Мы входим в здание заводской столовой, поднимаемся по черной и жирной от копоти лестнице, не прикасаясь к липким стенам и перилам, мы идем, распространяя запах духов и помады, и, наверное, ничего себе смотримся. Не потому, что среди нас есть красивые, а потому, что мы молодые и чистенькие.

После столовой мы возвращаемся к себе на станцию. До конца перерыва еще есть время, и мы ждем визитов.

Приходит злостный алиментщик Сеня Гудман, якобы по делам заглядывает комсомольский секретарь Володя и еще какая–то разноименная и непостоянная мелочь на Валечкин вкус.

Когда я еще не видела Сеню Гудмана, я представляла его этаким красавцем мужчиной, изнемогающим от женских приставаний. Слышала я о нем много, но он был в отпуске и долго не появлялся, а когда появился- я чуть не умерла со смеха: маленький, худой очкарик с нахальным рядом металлических зубов. Острит без умолку, стоит по радио зазвучать музыке - танцует, и слишком много говорит для того, чтобы быть похожим на победителя.

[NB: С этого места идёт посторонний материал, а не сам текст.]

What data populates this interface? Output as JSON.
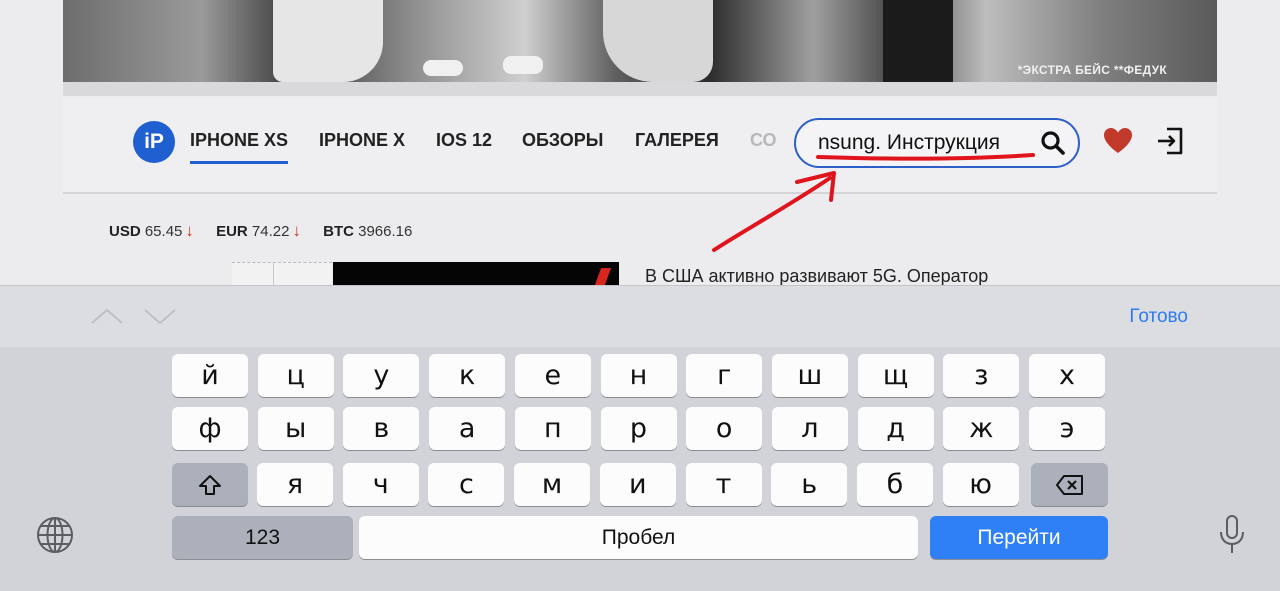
{
  "hero": {
    "caption": "*ЭКСТРА БЕЙС **ФЕДУК"
  },
  "nav": {
    "logo": "iP",
    "items": [
      {
        "label": "IPHONE XS",
        "active": true
      },
      {
        "label": "IPHONE X"
      },
      {
        "label": "IOS 12"
      },
      {
        "label": "ОБЗОРЫ"
      },
      {
        "label": "ГАЛЕРЕЯ"
      },
      {
        "label": "СО"
      }
    ]
  },
  "search": {
    "value": "nsung. Инструкция"
  },
  "rates": [
    {
      "code": "USD",
      "value": "65.45",
      "trend": "↓"
    },
    {
      "code": "EUR",
      "value": "74.22",
      "trend": "↓"
    },
    {
      "code": "BTC",
      "value": "3966.16"
    }
  ],
  "news": {
    "title": "В США активно развивают 5G. Оператор"
  },
  "accessory": {
    "done_label": "Готово"
  },
  "keyboard": {
    "row1": [
      "й",
      "ц",
      "у",
      "к",
      "е",
      "н",
      "г",
      "ш",
      "щ",
      "з",
      "х"
    ],
    "row2": [
      "ф",
      "ы",
      "в",
      "а",
      "п",
      "р",
      "о",
      "л",
      "д",
      "ж",
      "э"
    ],
    "row3": [
      "я",
      "ч",
      "с",
      "м",
      "и",
      "т",
      "ь",
      "б",
      "ю"
    ],
    "numbers_label": "123",
    "space_label": "Пробел",
    "go_label": "Перейти"
  },
  "colors": {
    "accent_blue": "#2f80f7",
    "nav_underline": "#1f5fd0",
    "annotation_red": "#e0141c",
    "heart": "#c0392b"
  }
}
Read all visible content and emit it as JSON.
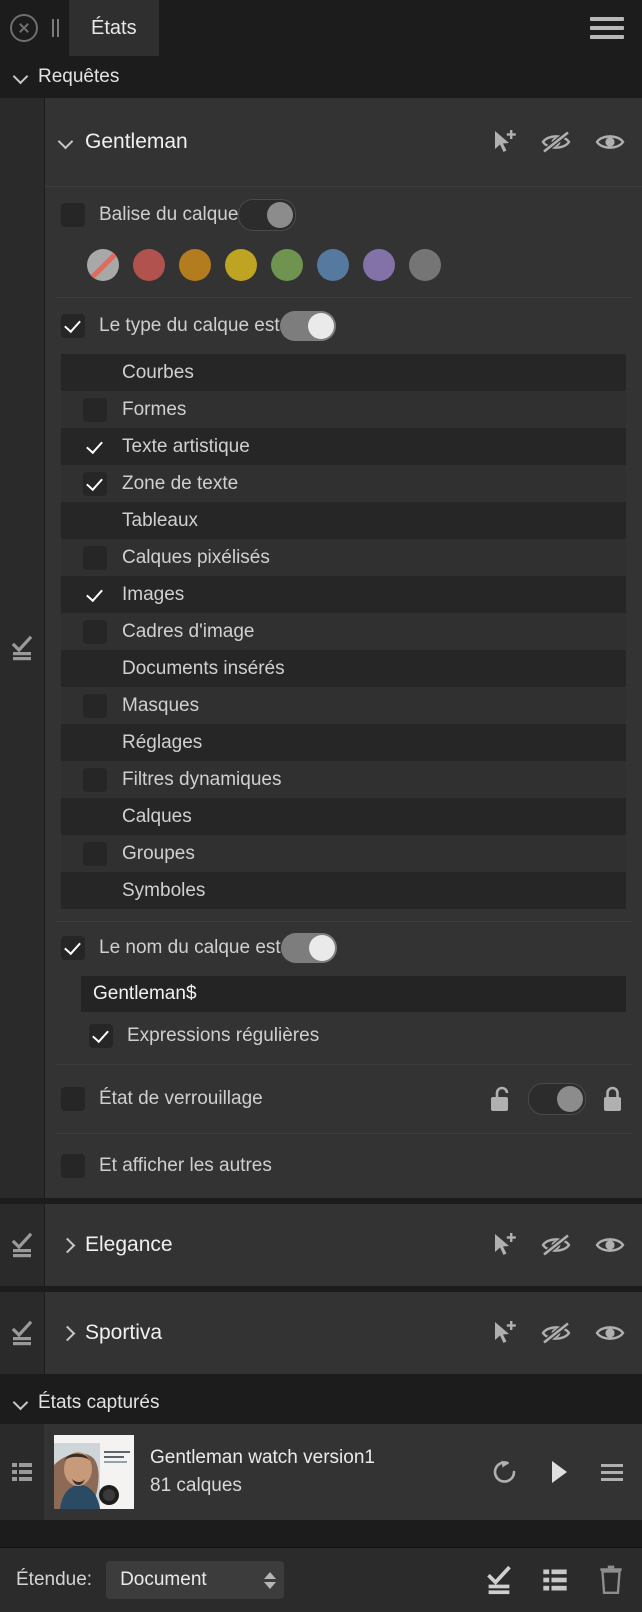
{
  "titlebar": {
    "close_icon": "close-circle-icon",
    "pause_icon": "pause-bars-icon",
    "tab_label": "États",
    "menu_icon": "hamburger-menu-icon"
  },
  "sections": {
    "queries": {
      "label": "Requêtes",
      "expanded": true
    },
    "captured": {
      "label": "États capturés",
      "expanded": true
    }
  },
  "query": {
    "name": "Gentleman",
    "expanded": true,
    "header_icons": [
      "cursor-add-icon",
      "eye-hidden-icon",
      "eye-visible-icon"
    ],
    "tag": {
      "label": "Balise du calque",
      "checked": false,
      "toggle_on": false,
      "swatches": [
        {
          "name": "none",
          "color": "#a8a8a8"
        },
        {
          "name": "red",
          "color": "#b2524e"
        },
        {
          "name": "orange",
          "color": "#b37c1e"
        },
        {
          "name": "yellow",
          "color": "#bfa322"
        },
        {
          "name": "green",
          "color": "#6f9450"
        },
        {
          "name": "blue",
          "color": "#55799f"
        },
        {
          "name": "purple",
          "color": "#8272a8"
        },
        {
          "name": "grey",
          "color": "#757575"
        }
      ]
    },
    "layer_type": {
      "label": "Le type du calque est",
      "checked": true,
      "toggle_on": true,
      "items": [
        {
          "label": "Courbes",
          "checked": false
        },
        {
          "label": "Formes",
          "checked": false
        },
        {
          "label": "Texte artistique",
          "checked": true
        },
        {
          "label": "Zone de texte",
          "checked": true
        },
        {
          "label": "Tableaux",
          "checked": false
        },
        {
          "label": "Calques pixélisés",
          "checked": false
        },
        {
          "label": "Images",
          "checked": true
        },
        {
          "label": "Cadres d'image",
          "checked": false
        },
        {
          "label": "Documents insérés",
          "checked": false
        },
        {
          "label": "Masques",
          "checked": false
        },
        {
          "label": "Réglages",
          "checked": false
        },
        {
          "label": "Filtres dynamiques",
          "checked": false
        },
        {
          "label": "Calques",
          "checked": false
        },
        {
          "label": "Groupes",
          "checked": false
        },
        {
          "label": "Symboles",
          "checked": false
        }
      ]
    },
    "layer_name": {
      "label": "Le nom du calque est",
      "checked": true,
      "toggle_on": true,
      "value": "Gentleman$",
      "regex": {
        "label": "Expressions régulières",
        "checked": true
      }
    },
    "lock_state": {
      "label": "État de verrouillage",
      "checked": false,
      "toggle_on": false,
      "unlock_icon": "unlock-icon",
      "lock_icon": "lock-icon"
    },
    "show_others": {
      "label": "Et afficher les autres",
      "checked": false
    }
  },
  "other_queries": [
    {
      "name": "Elegance",
      "expanded": false,
      "icons": [
        "cursor-add-icon",
        "eye-hidden-icon",
        "eye-visible-icon"
      ]
    },
    {
      "name": "Sportiva",
      "expanded": false,
      "icons": [
        "cursor-add-icon",
        "eye-hidden-icon",
        "eye-visible-icon"
      ]
    }
  ],
  "captured_states": [
    {
      "title": "Gentleman watch version1",
      "subtitle": "81 calques",
      "icons": [
        "restore-icon",
        "play-icon",
        "menu-icon"
      ]
    }
  ],
  "footer": {
    "scope_label": "Étendue:",
    "scope_value": "Document",
    "icons": [
      "apply-check-icon",
      "list-icon",
      "trash-icon"
    ]
  },
  "colors": {
    "panel_bg": "#1c1c1c",
    "card_bg": "#333333",
    "list_bg": "#262626",
    "list_alt_bg": "#303030",
    "gutter_bg": "#2a2a2a",
    "footer_bg": "#2b2b2b",
    "text": "#d4d4d4",
    "text_bright": "#f0f0f0"
  }
}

Немного погодя я догадалась, что Сеня очень похож на меня: все эти его иногда даже пошловатые остроты - не он сам. Просто он знает, что так больше нравится окружающим. Все говорили, что у него было уже две жены и от второй жены ребенок. Если уж только официальные жены две, то интересно, сколько же всего было женщин! Я долго задавалась этой мыслью, пока получше не узнала Сеню. И здесь была полная неожиданность: не было у Сени никаких других женщин, два раза в жизни он влюблялся и два раза женился. Вернее, в первый раз он даже не очень чтобы был влюблен, просто проводил девушку два раза с танцев, зашел к ней домой, а ее мать тут же догадалась, что такое Сеня, и, не будь дура, сказала: "Ну так, дети, что вы дальше–то думаете делать?"

Сеня сказал, что думает жениться. Не только сказал, но и женился.

Его первый брак был недолгим - жена упрекала его, что он мало получает, не ездит в гости к тете Клаве и что слишком у него много дурных приятелей.

Наконец, когда Сеня принес в дом беспризорного щенка и жена подняла очередной скандал ("или я, или он"), Сеня сказал, что выбирает щенка, и ушел. Она бегала на завод, устраивала Сене скандалы, но он неожиданно оказался твердым и не вернулся к ней. Развелись.

Вторая Сенина жена работает у нас на заводе. Я до сих пор не понимаю: или она очень распутная, или очень несчастная.

Она вышла за Сеню замуж, когда ее бросил какой–то прохвост, а живот уже был заметен. Говорят, что влюблен Сеня в нее был безумно, таял на глазах и захотел жениться на ней, несмотря на будущего чужого ребенка.

Родился мальчик. Сеня гулял с ним по Большому проспекту, а на работе только и говорил об Андрюшеньке. Жена плакала, обзывала Сеню тряпкой, просила "хотя бы отлупить ее", а потом неожиданно подала на развод и тут же вышла замуж за серенького старикашку, предварительно взыскав с Сени алименты.

- Пусть это ничтожество хоть тут разозлится, - объясняла она окружающим, а при встречах всегда пыталась задеть Сеню. Он краснел и молчал. И, кажется, любил ее по–прежнему. В родительские дни он ездил к Андрюшеньке на детсадовскую дачу, и когда, подвыпив, другие отцы начинали смеяться над ним - тоже смеялся, но ездить не переставал. Таким был Сеня Гудман.